Thus far, the offseason for the Los Angeles Dodgers has been mired in speculation about the divorce of Frank and Jamie McCourt.
Does the team have enough expendable money to fill their roster holes?
Will Frank have to sell the team to a third party?
Is this organization dedicated to winning even with the front office distractions?
But no amount of off the field drama can sour the recognition being earned by Andre Ethier and Matt Kemp.
Both players would be the first to admit that personal accolades mean nothing, even after they each earned Silver Slugger awards and both finished in the top 10 in MVP voting.
On top of that, Kemp won a Gold Glove for his play in center field.
Ethier came in sixth and was sandwiched between two fellow NL West players, Troy Tulowitzski and Pablo Sandoval. The Dodgers' right fielder received two second place votes, three fourth place votes, and 113 total points.
Kemp finished 10th, earning two nods for fourth place and totaling 49 points.
When asked to comment about the awards, each young star will surely downplay the recognition they are receiving.
Don't let that fool you though, as the recognition of the youngsters will go a long way in the clubhouse.

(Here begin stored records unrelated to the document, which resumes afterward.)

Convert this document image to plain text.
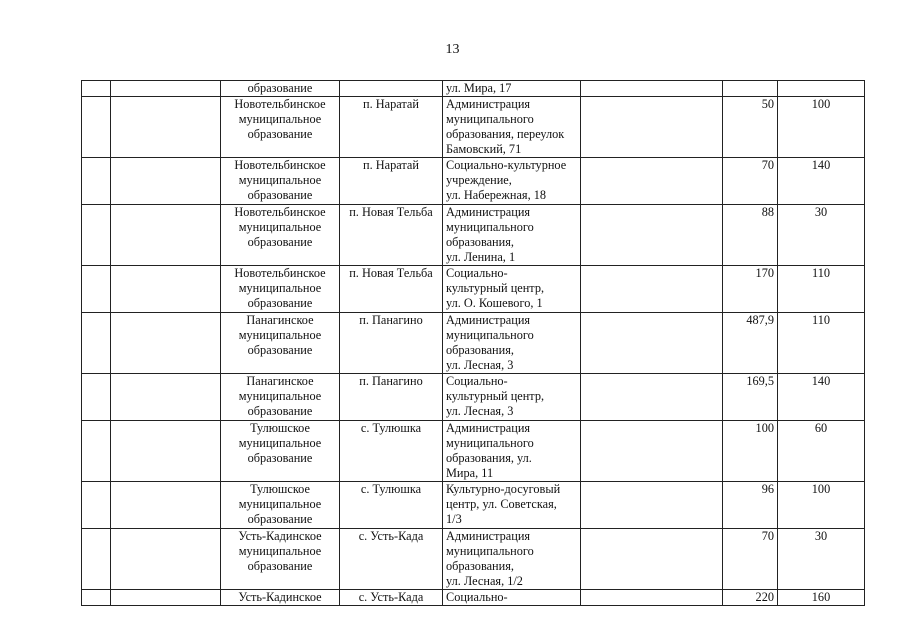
13
		образование		ул. Мира, 17			
		Новотельбинское
муниципальное
образование	п. Наратай	Администрация
муниципального
образования, переулок
Бамовский, 71		50	100
		Новотельбинское
муниципальное
образование	п. Наратай	Социально-культурное
учреждение,
ул. Набережная, 18		70	140
		Новотельбинское
муниципальное
образование	п. Новая Тельба	Администрация
муниципального
образования,
ул. Ленина, 1		88	30
		Новотельбинское
муниципальное
образование	п. Новая Тельба	Социально-
культурный центр,
ул. О. Кошевого, 1		170	110
		Панагинское
муниципальное
образование	п. Панагино	Администрация
муниципального
образования,
ул. Лесная, 3		487,9	110
		Панагинское
муниципальное
образование	п. Панагино	Социально-
культурный центр,
ул. Лесная, 3		169,5	140
		Тулюшское
муниципальное
образование	с. Тулюшка	Администрация
муниципального
образования, ул.
Мира, 11		100	60
		Тулюшское
муниципальное
образование	с. Тулюшка	Культурно-досуговый
центр, ул. Советская,
1/3		96	100
		Усть-Кадинское
муниципальное
образование	с. Усть-Када	Администрация
муниципального
образования,
ул. Лесная, 1/2		70	30
		Усть-Кадинское	с. Усть-Када	Социально-		220	160
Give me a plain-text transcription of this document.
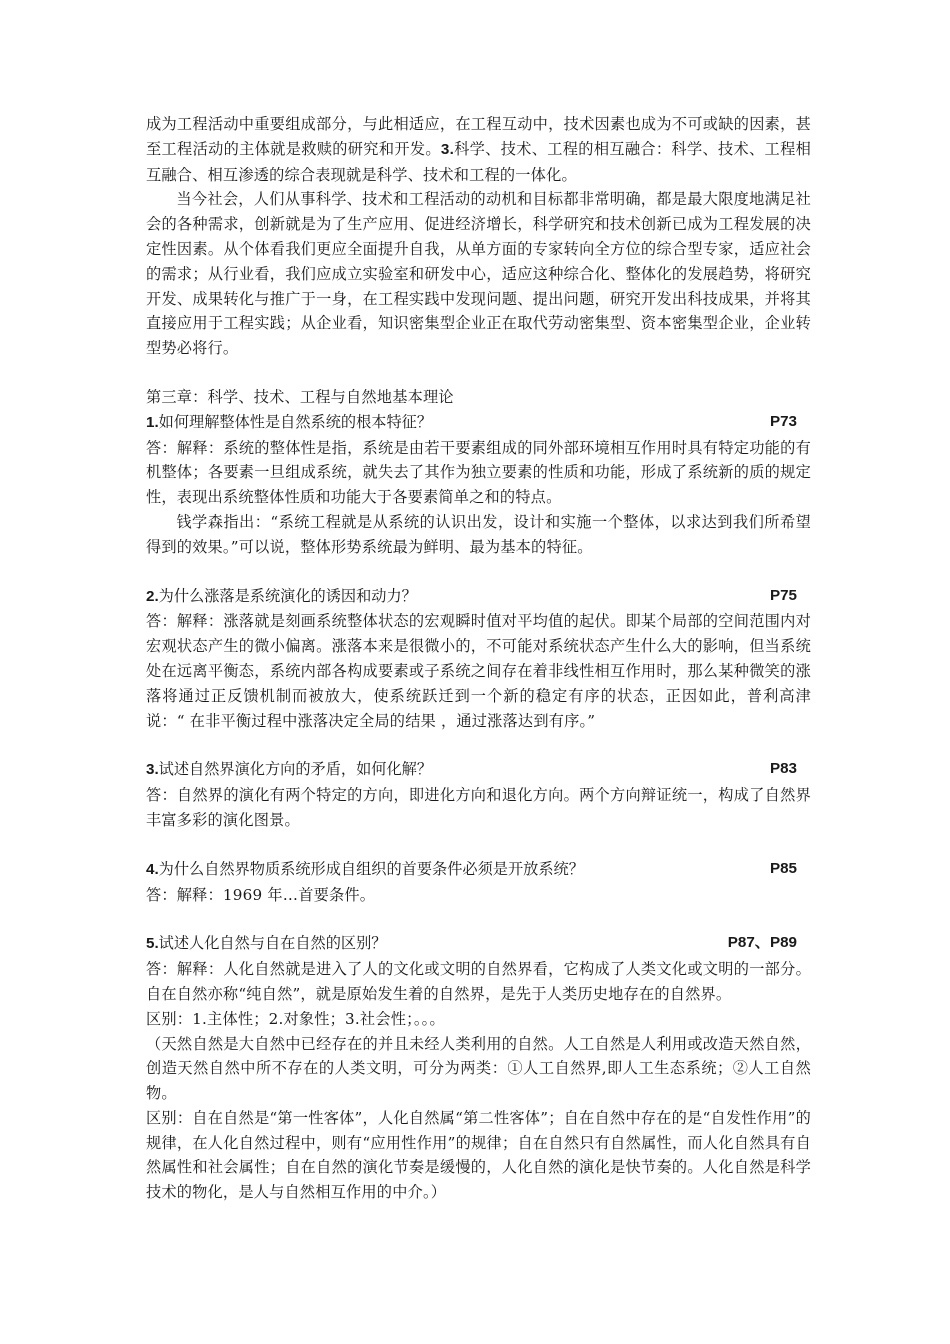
成为工程活动中重要组成部分，与此相适应，在工程互动中，技术因素也成为不可或缺的因素，甚至工程活动的主体就是救赎的研究和开发。3.科学、技术、工程的相互融合：科学、技术、工程相互融合、相互渗透的综合表现就是科学、技术和工程的一体化。

当今社会，人们从事科学、技术和工程活动的动机和目标都非常明确，都是最大限度地满足社会的各种需求，创新就是为了生产应用、促进经济增长，科学研究和技术创新已成为工程发展的决定性因素。从个体看我们更应全面提升自我，从单方面的专家转向全方位的综合型专家，适应社会的需求；从行业看，我们应成立实验室和研发中心，适应这种综合化、整体化的发展趋势，将研究开发、成果转化与推广于一身，在工程实践中发现问题、提出问题，研究开发出科技成果，并将其直接应用于工程实践；从企业看，知识密集型企业正在取代劳动密集型、资本密集型企业，企业转型势必将行。

第三章：科学、技术、工程与自然地基本理论

1.如何理解整体性是自然系统的根本特征？	P73

答：解释：系统的整体性是指，系统是由若干要素组成的同外部环境相互作用时具有特定功能的有机整体；各要素一旦组成系统，就失去了其作为独立要素的性质和功能，形成了系统新的质的规定性，表现出系统整体性质和功能大于各要素简单之和的特点。

钱学森指出：“系统工程就是从系统的认识出发，设计和实施一个整体，以求达到我们所希望得到的效果。”可以说，整体形势系统最为鲜明、最为基本的特征。

2.为什么涨落是系统演化的诱因和动力？	P75

答：解释：涨落就是刻画系统整体状态的宏观瞬时值对平均值的起伏。即某个局部的空间范围内对宏观状态产生的微小偏离。涨落本来是很微小的，不可能对系统状态产生什么大的影响，但当系统处在远离平衡态，系统内部各构成要素或子系统之间存在着非线性相互作用时，那么某种微笑的涨落将通过正反馈机制而被放大，使系统跃迁到一个新的稳定有序的状态，正因如此，普利高津说：“ 在非平衡过程中涨落决定全局的结果 ，通过涨落达到有序。”

3.试述自然界演化方向的矛盾，如何化解？	P83

答：自然界的演化有两个特定的方向，即进化方向和退化方向。两个方向辩证统一，构成了自然界丰富多彩的演化图景。

4.为什么自然界物质系统形成自组织的首要条件必须是开放系统？	P85

答：解释：1969 年…首要条件。

5.试述人化自然与自在自然的区别？	P87、P89

答：解释：人化自然就是进入了人的文化或文明的自然界看，它构成了人类文化或文明的一部分。自在自然亦称“纯自然”，就是原始发生着的自然界，是先于人类历史地存在的自然界。

区别：1.主体性；2.对象性；3.社会性；。。。

（天然自然是大自然中已经存在的并且未经人类利用的自然。人工自然是人利用或改造天然自然，创造天然自然中所不存在的人类文明，可分为两类：①人工自然界,即人工生态系统；②人工自然物。

区别：自在自然是“第一性客体”，人化自然属“第二性客体”；自在自然中存在的是“自发性作用”的规律，在人化自然过程中，则有“应用性作用”的规律；自在自然只有自然属性，而人化自然具有自然属性和社会属性；自在自然的演化节奏是缓慢的，人化自然的演化是快节奏的。人化自然是科学技术的物化，是人与自然相互作用的中介。）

Having two players acknowledged as being amongst the elite in the National League is a positive experience for the entire team.
It motivates pitchers, knowing that they have two outstanding bats to support them for at least a couple more years.
It encourages those in the Dodgers' farm system that an organizational talent like Kemp can excel in the majors at such a young age.
It provides the Los Angeles fan base with alternative options, aside from "Mannywood," to rally around when they go to Chavez Ravine for a game.
And while celebrating the accolades of Ethier and Kemp might seem trivial with the absence of a trip to the World Series, we have to remember that championship teams aren't always built in one season, and sometimes not even two.
Joe Torre has guided the Dodgers to back-to-back NL West titles but has failed in each postseason against the Philadelphia Phillies, yet there is no manager in baseball better equipped to bounce back from such disappointing conclusions to consecutive seasons.
Torre knows that with two or three new pitchers, a new second baseman, and a (hopefully) rejuvenated Manny Ramirez, this team is very capable of taking home a World Series championship.
Which brings us full circle, right back to the organizational unrest.
Is there enough money?
Are there going to be new owners?
Will the front office be committed to winning for the long-haul?
So take a deep breath and enjoy the awards won by Ethier and Kemp, because this could be one long, dramatic offseason experience.